In Japan, which has the world’s fastest aging population ( by 2015, one in four Japanese citizens will be 65 or older), the hardcore porn industry caters for the dissatisfied Japanese man, leaving the jobless women without children and stuck in a sexless marriage.  The Japanese statistics are appalling, 34% of all couples responding to a survey say it’s been over a year since they had last sex with their partner, and more and more women are turning to sex volunteers to get laid.

Japan is on the verge of a demographic disaster with the birth rate hitting record low of 1.29.  In 2000, 70% of all Japanese men were unmarried, and the ones that were think of their wives more as substitute mothers than lovers.  There are repercussions on nearly all aspects of Japanese life, exam hell is less of an ordeal because of the reduced competition (which drives school fees higher because there are no students), divorces blamed on sexual inactivity have skyrocketed, amusement parks are closing across the country, and once-prosperous baby-clothes manufacturers are shutting their doors.

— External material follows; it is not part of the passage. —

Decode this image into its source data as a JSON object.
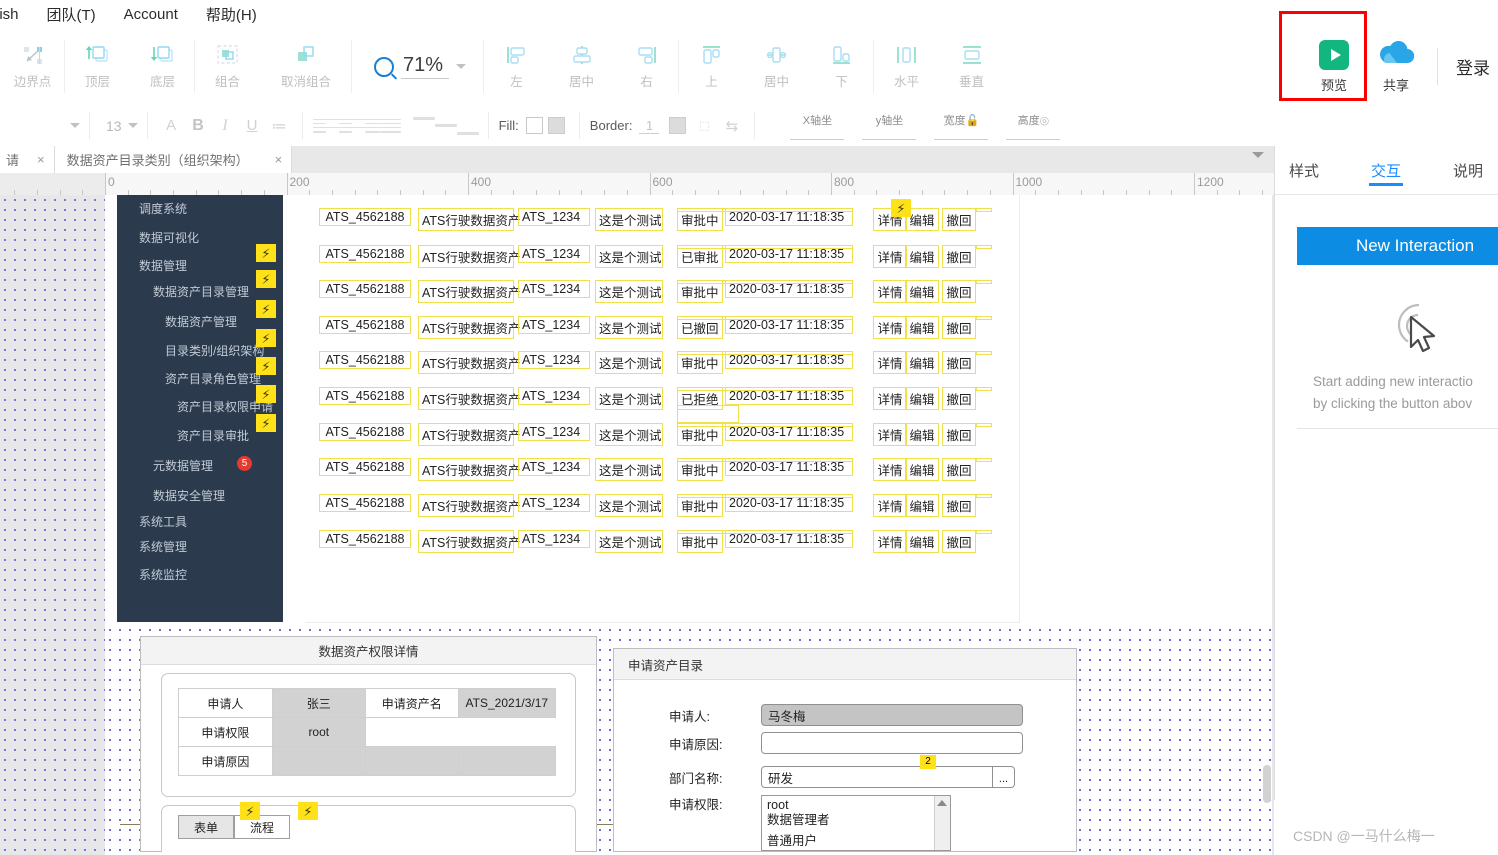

More and more socially inept children being raised by the TV and Nintendo are suffering from extreme social withdrawal known colloquially as hikokimori.  One extreme case tells of one Japanese teenager who shut himself away in his room for 13 years, unable to cope with the pressure cooker of exams and society’s demands of achievement.  The inability to vent sexual and social frustrations can turn bloody, with young men going on knife wielding stabbing sprees in the middle of Tokyo, or otherwise, throwing themselves in front of train on the loop line – “accidents” often delay local services during the day.

Japan is one of the most sexually tolerant countries in Asia – where else would you see middle aged businessmen kissing their goodbyes to their husbands on the late train home?  Yet, in a country where love hotels are on virtually every street, where bikini idols adorn the thick manga magazines, and where pornographic DVD shops have six packed floors (so I’m told…) the young girls of Japan are reduced to dressing themselves up in bandages feigning serious injuries.  Known as the kegadoru, young, single, attention seeking girls now sport clinical white bandages and eye patches.  For some – for most – it’s the only way to get boys to talk to them.